Rhapsody in Love 〜約束の場所〜
しかし、やはり都留山高校。そう簡単に、一筋縄ではいかせてくれなかった。後半少し締まりのないプレーをしていた都留山だが、芳野が得点を挙げたことで却って喝を入ってしまった。前半と同じく怒涛の攻撃が再開された。
戦況は一進一退で、どちらもトライを決められない膠着状態だった。といっても、だらだらと時間だけが過ぎていっているわけではない。

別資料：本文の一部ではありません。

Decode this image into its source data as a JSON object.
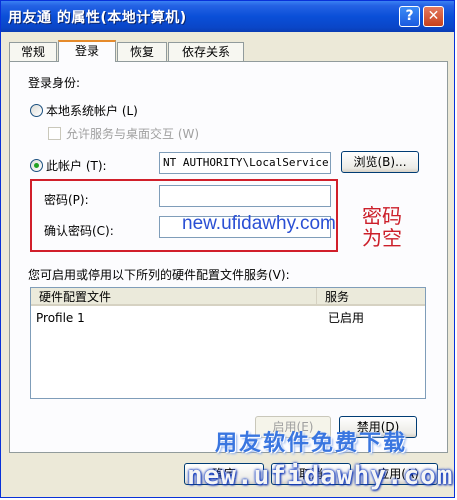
{
  "window": {
    "title": "用友通  的属性(本地计算机)",
    "help_button": "?",
    "close_button": "✕"
  },
  "tabs": [
    {
      "label": "常规",
      "active": false
    },
    {
      "label": "登录",
      "active": true
    },
    {
      "label": "恢复",
      "active": false
    },
    {
      "label": "依存关系",
      "active": false
    }
  ],
  "logon": {
    "section_label": "登录身份:",
    "local_system_account": "本地系统帐户 (L)",
    "allow_desktop_interact": "允许服务与桌面交互 (W)",
    "this_account": "此帐户 (T):",
    "account_value": "NT AUTHORITY\\LocalService",
    "browse_button": "浏览(B)...",
    "password_label": "密码(P):",
    "password_value": "",
    "confirm_password_label": "确认密码(C):",
    "confirm_password_value": ""
  },
  "annotations": {
    "watermark": "new.ufidawhy.com",
    "note_line1": "密码",
    "note_line2": "为空",
    "highlight_color": "#d11f2a"
  },
  "hardware": {
    "description": "您可启用或停用以下所列的硬件配置文件服务(V):",
    "columns": [
      "硬件配置文件",
      "服务"
    ],
    "rows": [
      {
        "profile": "Profile 1",
        "service": "已启用"
      }
    ],
    "enable_button": "启用(E)",
    "disable_button": "禁用(D)"
  },
  "footer": {
    "ok_button": "确定",
    "cancel_button": "取消",
    "apply_button": "应用(A)",
    "brand_text": "用友软件免费下载",
    "brand_url": "new.ufidawhy.com"
  }
}
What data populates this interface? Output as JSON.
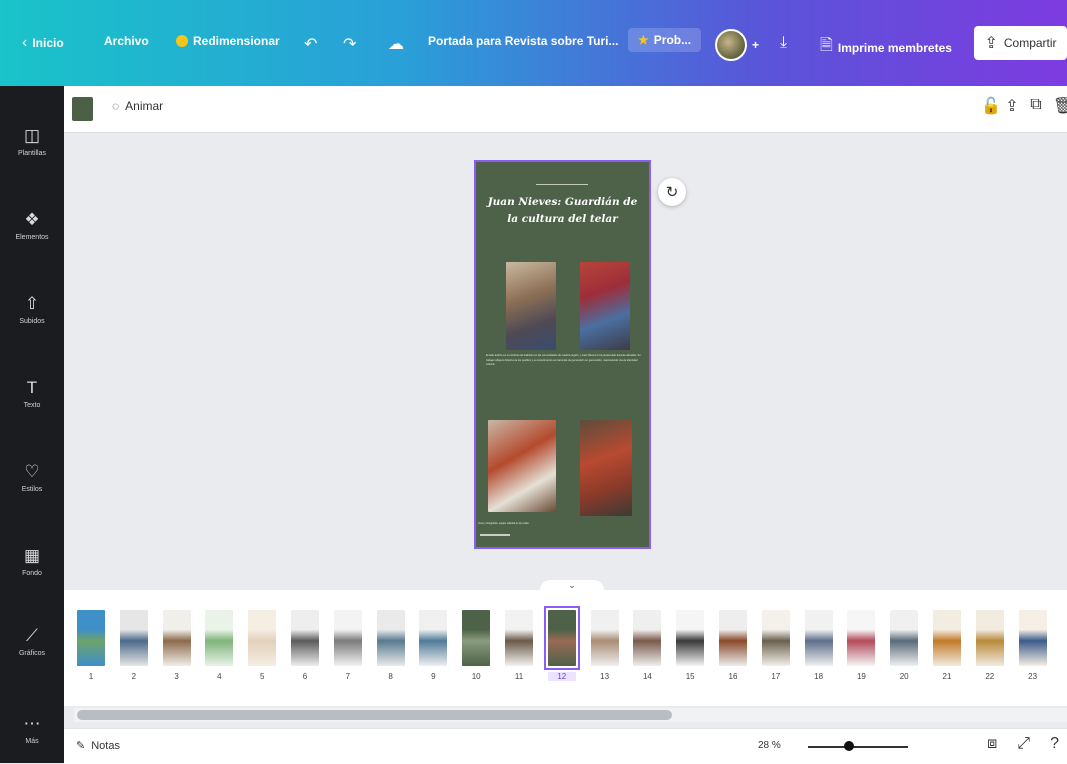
{
  "topbar": {
    "home": "Inicio",
    "file": "Archivo",
    "resize": "Redimensionar",
    "undo_icon": "↶",
    "redo_icon": "↷",
    "cloud_icon": "☁",
    "doc_title": "Portada para Revista sobre Turi...",
    "pro_label": "Prob...",
    "plus": "+",
    "download_icon": "⤓",
    "print_icon": "🗎",
    "print_label": "Imprime membretes",
    "share_icon": "⇪",
    "share_label": "Compartir"
  },
  "sidebar": {
    "items": [
      {
        "icon": "◫",
        "label": "Plantillas"
      },
      {
        "icon": "❖",
        "label": "Elementos"
      },
      {
        "icon": "⇧",
        "label": "Subidos"
      },
      {
        "icon": "T",
        "label": "Texto"
      },
      {
        "icon": "♡",
        "label": "Estilos"
      },
      {
        "icon": "▦",
        "label": "Fondo"
      },
      {
        "icon": "⟋",
        "label": "Gráficos"
      },
      {
        "icon": "⋯",
        "label": "Más"
      }
    ]
  },
  "toolbar": {
    "animate_label": "Animar",
    "animate_icon": "◌",
    "lock_icon": "🔓",
    "share_page_icon": "⇪",
    "duplicate_icon": "⧉",
    "delete_icon": "🗑",
    "swatch_color": "#4c5f47"
  },
  "page": {
    "title": "Juan Nieves: Guardián de la cultura del telar",
    "body": "El telar andino es un símbolo de tradición en las comunidades de nuestra región, y Juan Nieves lo ha preservado durante décadas. Su trabajo refleja la historia de los pueblos y su conocimiento se transmite de generación en generación, manteniendo viva la identidad cultural.",
    "footer": "Texto y fotografías: equipo editorial de la revista",
    "rotate_icon": "↻",
    "background": "#4d6248",
    "selection_color": "#8b5cf6"
  },
  "thumbnails": {
    "pages": [
      "1",
      "2",
      "3",
      "4",
      "5",
      "6",
      "7",
      "8",
      "9",
      "10",
      "11",
      "12",
      "13",
      "14",
      "15",
      "16",
      "17",
      "18",
      "19",
      "20",
      "21",
      "22",
      "23"
    ],
    "selected": "12"
  },
  "bottombar": {
    "notes_icon": "✎",
    "notes_label": "Notas",
    "zoom": "28 %",
    "zoom_fraction": 0.28,
    "pages_icon": "⧈",
    "fullscreen_icon": "⤢",
    "help_icon": "?"
  }
}
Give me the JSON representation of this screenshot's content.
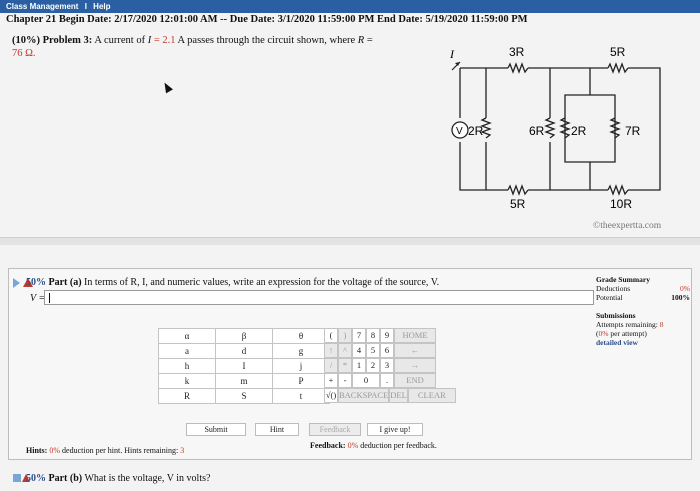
{
  "menubar": {
    "class_management": "Class Management",
    "separator": "I",
    "help": "Help"
  },
  "header": "Chapter 21 Begin Date: 2/17/2020 12:01:00 AM -- Due Date: 3/1/2020 11:59:00 PM End Date: 5/19/2020 11:59:00 PM",
  "problem": {
    "weight": "(10%)",
    "title": "Problem 3:",
    "text_before": "A current of ",
    "var_i": "I",
    "eq1": " = 2.1",
    "text_mid": " A passes through the circuit shown, where ",
    "var_r": "R",
    "eq2": " =",
    "value_r": "76 Ω."
  },
  "circuit": {
    "current_label": "I",
    "voltmeter_label": "V",
    "labels": [
      "3R",
      "5R",
      "2R",
      "6R",
      "2R",
      "7R",
      "5R",
      "10R"
    ]
  },
  "credit": "©theexpertta.com",
  "partA": {
    "pct": "50%",
    "label": "Part (a)",
    "question": "In terms of R, I, and numeric values, write an expression for the voltage of the source, V."
  },
  "answer": {
    "label": "V ="
  },
  "grade": {
    "title": "Grade Summary",
    "deductions_label": "Deductions",
    "deductions_value": "0%",
    "potential_label": "Potential",
    "potential_value": "100%",
    "submissions_label": "Submissions",
    "attempts_text": "Attempts remaining:",
    "attempts_value": "8",
    "per_attempt_pct": "0%",
    "per_attempt_text": "per attempt)",
    "detailed_view": "detailed view"
  },
  "variables": [
    [
      "α",
      "β",
      "θ"
    ],
    [
      "a",
      "d",
      "g"
    ],
    [
      "h",
      "I",
      "j"
    ],
    [
      "k",
      "m",
      "P"
    ],
    [
      "R",
      "S",
      "t"
    ]
  ],
  "keypad": {
    "row1": [
      "(",
      ")",
      "7",
      "8",
      "9",
      "HOME"
    ],
    "row2": [
      "↑",
      "^",
      "4",
      "5",
      "6",
      "←"
    ],
    "row3": [
      "/",
      "*",
      "1",
      "2",
      "3",
      "→"
    ],
    "row4": [
      "+",
      "-",
      "0",
      ".",
      "END"
    ],
    "row5": [
      "√()",
      "BACKSPACE",
      "DEL",
      "CLEAR"
    ]
  },
  "buttons": {
    "submit": "Submit",
    "hint": "Hint",
    "feedback": "Feedback",
    "give_up": "I give up!"
  },
  "hints": {
    "label": "Hints:",
    "pct": "0%",
    "text": "deduction per hint. Hints remaining:",
    "remaining": "3"
  },
  "feedback": {
    "label": "Feedback:",
    "pct": "0%",
    "text": "deduction per feedback."
  },
  "partB": {
    "pct": "50%",
    "label": "Part (b)",
    "question": "What is the voltage, V in volts?"
  }
}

まさに決勝戦にふさわしい攻防を繰り広げている。
芳野側も防戦ばかりでなく、何度も果敢に攻撃をしかけてはいるのだが、2次か3次攻撃あたりで潰されてしまう。逆に自陣のインゴールに迫るくらいに攻め込まれても、何とか持ちこたえていた。
勝つためには、あと2つはトライを決め、ゴールも決めないといけないけれど、残り時間も少なくなってしまい、きっともうそれは難しいだろう。
だったらせめて、後の残り時間は悔いの残らないように、全力を出しきってプレーし、試合を終えてほしい…。
みのりは祈るように、そう思ってやまなかった。
芳野の選手たちが全力を出しきり、まだ誰も諦めたりはしていないのは、そのプレーを見れば分かる。特に遼太郎と二俣の気迫と闘志は、チームを牽引していた。